Each of the girls was sentenced to 200 hours of community service.
Judge Russell Finch said not sentencing the pair to six months’ youth detention was an act of mercy and that the defendants’ youthfulness had played a part in the decision.
‘If you were a bit older you would have gone straight inside today.
‘You have escaped by the skin of your teeth, just by the skin of your teeth.
‘If you don’t do all the hours you will go down.
‘I will remember your faces and your names and I never want to see you here again.
‘It’s a very narrow escape and you can thank your lucky stars.’
They perjured themselves in the Magistrate’s Court in July.
It heard that the pair were back- seat passengers in a car that was involved in a high-speed police chase on 5 May.
When police caught the car, the driver ran off, but the two women were found nearby.
At the police station later that day they each gave a written statement saying that Randy Machon, Norman’s former boyfriend and father of her child, had been driving.

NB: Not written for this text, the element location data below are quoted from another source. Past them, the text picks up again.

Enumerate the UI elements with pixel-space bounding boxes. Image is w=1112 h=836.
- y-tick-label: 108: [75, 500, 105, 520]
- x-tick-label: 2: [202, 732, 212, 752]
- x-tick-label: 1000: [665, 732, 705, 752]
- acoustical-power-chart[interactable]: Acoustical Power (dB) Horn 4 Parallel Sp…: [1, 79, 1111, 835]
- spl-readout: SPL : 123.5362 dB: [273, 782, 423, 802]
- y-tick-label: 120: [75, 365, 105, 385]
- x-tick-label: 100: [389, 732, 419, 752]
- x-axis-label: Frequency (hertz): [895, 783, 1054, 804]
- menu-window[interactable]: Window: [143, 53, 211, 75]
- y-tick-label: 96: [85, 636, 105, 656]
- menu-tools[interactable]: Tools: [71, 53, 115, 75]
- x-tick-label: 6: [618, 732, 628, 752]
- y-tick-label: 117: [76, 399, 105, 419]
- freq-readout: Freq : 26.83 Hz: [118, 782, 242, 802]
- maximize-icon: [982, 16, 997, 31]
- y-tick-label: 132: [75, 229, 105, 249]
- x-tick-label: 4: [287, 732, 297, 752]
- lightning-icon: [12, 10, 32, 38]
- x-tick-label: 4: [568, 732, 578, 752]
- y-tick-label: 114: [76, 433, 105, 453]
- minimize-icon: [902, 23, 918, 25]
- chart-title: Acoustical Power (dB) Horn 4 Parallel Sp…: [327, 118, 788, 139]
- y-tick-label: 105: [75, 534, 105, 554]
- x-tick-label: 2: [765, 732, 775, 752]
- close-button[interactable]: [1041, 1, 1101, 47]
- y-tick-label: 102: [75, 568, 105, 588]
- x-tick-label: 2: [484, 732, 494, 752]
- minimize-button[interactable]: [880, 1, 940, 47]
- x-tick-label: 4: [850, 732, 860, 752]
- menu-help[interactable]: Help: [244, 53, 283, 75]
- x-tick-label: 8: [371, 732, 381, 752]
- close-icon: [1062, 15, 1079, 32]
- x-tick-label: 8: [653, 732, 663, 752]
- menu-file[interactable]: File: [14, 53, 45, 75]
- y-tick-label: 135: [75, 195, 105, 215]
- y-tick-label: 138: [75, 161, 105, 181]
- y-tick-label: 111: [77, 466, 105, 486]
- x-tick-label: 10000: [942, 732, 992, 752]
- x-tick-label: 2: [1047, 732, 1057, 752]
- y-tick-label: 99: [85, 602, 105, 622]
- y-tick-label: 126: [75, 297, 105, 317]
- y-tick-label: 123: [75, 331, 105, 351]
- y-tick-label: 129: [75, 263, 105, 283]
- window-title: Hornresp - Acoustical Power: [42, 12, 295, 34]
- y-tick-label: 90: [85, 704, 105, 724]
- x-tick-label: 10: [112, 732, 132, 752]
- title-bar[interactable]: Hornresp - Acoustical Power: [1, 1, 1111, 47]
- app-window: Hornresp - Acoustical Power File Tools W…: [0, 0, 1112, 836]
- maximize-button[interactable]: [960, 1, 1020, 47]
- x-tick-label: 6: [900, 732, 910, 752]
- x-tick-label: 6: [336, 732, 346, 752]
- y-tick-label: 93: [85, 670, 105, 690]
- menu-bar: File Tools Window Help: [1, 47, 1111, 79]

As a result Machon was charged with a number of motoring offences including dangerous driving, failing to stop and driving without insurance.
The matter went to court on 24 July, but when the younger woman, who was 15 at the time of the incident, entered the courtroom she said that she did not want to give evidence.
She was treated as a hostile witness but her recollection of the events was incoherent and she claimed that she had been drunk when she made her original statement to police.
Norman also claimed she had been drunk and that she had no recollection of what happened.
At one point she also said she had not been in the car.
As a result, the magistrate acquitted Mr Machon.
On 2 August, the younger of the pair was arrested and questioned on suspicion of committing perjury as was Norman on 30 August.
In interviews, the pair insisted they had been drunk when making their original statements.
However, on 23 October, Norman went to police and admitted that her statement of 5 May was the truth and that the reason she had failed to give proper evidence in court was because others had threatened her.
On 13 February, the younger woman also went to the police station and did the same.
She claimed she had been threatened and intimidated and did not want to be labelled ‘a grass’.
Advocates Chris Green and Rachel Eeles, who represented the two, argued that the offence was not highly sophisticated and that they had only chosen to take that cause of action because they were scared what might have happened to them if they had told the truth.